Красулю увели неделю назад. Пришли какие-то старик со старухой, отдали деньги, накинули на шею петлю из верёвки и повели. Мария проводила их до дороги, до большой осины. Выскочила без платка, без фуфайки, лишь кофту, да сапоги успела надёрнуть. Осенний ветер охлаждал её щёки, растрепал редкие волосы, продувал насквозь тонкую кофточку. Мария торопливо семенила, касаясь одной рукой тёплого бока коровы, сбивчиво напоминала.
– Корова удоистая, молоко жирное, отелиться должна 4 марта. Телится легко, мы с Иваном иной раз бывало и продозорим. Раза три за ночь ходим, и всё нет ничего, а утром я иду кормить, что такое – телёночек лежит, и корова его облизывает.
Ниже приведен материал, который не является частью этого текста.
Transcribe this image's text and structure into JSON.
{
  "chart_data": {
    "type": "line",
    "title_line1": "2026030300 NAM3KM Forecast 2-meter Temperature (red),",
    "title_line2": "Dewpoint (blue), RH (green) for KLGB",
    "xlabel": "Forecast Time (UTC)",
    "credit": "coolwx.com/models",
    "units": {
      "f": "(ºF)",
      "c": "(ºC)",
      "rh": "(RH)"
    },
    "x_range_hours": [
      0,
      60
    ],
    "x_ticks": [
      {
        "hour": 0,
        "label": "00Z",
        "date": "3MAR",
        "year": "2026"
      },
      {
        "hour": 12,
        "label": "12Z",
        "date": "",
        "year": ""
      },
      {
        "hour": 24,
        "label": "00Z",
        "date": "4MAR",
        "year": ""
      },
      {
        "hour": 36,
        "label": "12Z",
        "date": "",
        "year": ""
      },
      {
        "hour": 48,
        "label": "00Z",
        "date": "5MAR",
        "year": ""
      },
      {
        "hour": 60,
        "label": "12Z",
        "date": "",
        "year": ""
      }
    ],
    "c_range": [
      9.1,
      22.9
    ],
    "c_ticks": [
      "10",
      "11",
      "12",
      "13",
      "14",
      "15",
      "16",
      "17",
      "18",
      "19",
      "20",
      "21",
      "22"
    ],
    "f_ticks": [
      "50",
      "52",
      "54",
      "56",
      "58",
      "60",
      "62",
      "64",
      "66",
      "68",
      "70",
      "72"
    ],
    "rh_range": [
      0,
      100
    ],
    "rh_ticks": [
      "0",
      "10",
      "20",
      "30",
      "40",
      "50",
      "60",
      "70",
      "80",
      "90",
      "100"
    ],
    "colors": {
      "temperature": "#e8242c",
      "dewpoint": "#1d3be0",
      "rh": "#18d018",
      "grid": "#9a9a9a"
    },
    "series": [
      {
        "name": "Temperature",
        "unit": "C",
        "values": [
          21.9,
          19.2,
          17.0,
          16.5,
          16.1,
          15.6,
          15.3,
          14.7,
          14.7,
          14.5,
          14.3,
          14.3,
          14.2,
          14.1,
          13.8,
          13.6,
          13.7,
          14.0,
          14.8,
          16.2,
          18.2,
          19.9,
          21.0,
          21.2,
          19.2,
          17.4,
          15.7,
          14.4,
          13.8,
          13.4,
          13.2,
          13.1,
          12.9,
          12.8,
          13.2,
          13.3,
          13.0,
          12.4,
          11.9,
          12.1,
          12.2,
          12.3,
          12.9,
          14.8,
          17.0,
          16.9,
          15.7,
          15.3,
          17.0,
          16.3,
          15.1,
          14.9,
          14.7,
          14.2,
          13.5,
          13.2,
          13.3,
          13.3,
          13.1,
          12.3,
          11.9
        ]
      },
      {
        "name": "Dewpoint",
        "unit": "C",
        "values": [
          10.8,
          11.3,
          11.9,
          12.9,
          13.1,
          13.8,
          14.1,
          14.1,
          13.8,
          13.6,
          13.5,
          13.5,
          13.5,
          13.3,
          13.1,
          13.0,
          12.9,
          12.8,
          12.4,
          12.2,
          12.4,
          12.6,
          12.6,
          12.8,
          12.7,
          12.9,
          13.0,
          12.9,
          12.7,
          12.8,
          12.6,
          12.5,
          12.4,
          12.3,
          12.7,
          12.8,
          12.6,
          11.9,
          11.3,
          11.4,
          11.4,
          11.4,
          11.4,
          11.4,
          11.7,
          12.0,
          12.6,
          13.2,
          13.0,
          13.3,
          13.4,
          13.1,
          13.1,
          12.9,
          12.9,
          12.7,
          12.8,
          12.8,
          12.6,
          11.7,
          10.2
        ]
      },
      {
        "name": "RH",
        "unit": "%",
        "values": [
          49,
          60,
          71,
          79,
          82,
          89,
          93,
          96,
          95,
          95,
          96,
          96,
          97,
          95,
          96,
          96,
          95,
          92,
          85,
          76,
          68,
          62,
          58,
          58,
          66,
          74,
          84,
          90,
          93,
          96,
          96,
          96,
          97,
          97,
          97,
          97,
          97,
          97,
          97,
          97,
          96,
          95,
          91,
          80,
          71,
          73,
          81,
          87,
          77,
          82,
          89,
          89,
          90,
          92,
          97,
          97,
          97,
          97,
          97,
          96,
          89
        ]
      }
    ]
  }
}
Марие хотелось подольше побыть со своей Красулей, хотелось похвалить корову в благодарность за молоко, и чтобы новые хозяева её не обижали. Покупателям было не до её сожалений, они торопились до наступления темноты, попасть в свою деревню. Старуха, тепло одетая в сапоги, в фуфайку, в красный, шерстяной платок, сердито тянула за собой корову. Старичок шёл позади, легонько взмахивал прутиком. Про корову они уже слышали и спешили поделиться своими думами.
– Насеновали, так чо корову не купить, – бубнил старик, ожидая от Марии одобрения себе, – сила есть, сколь чо со старухой проворим ещё.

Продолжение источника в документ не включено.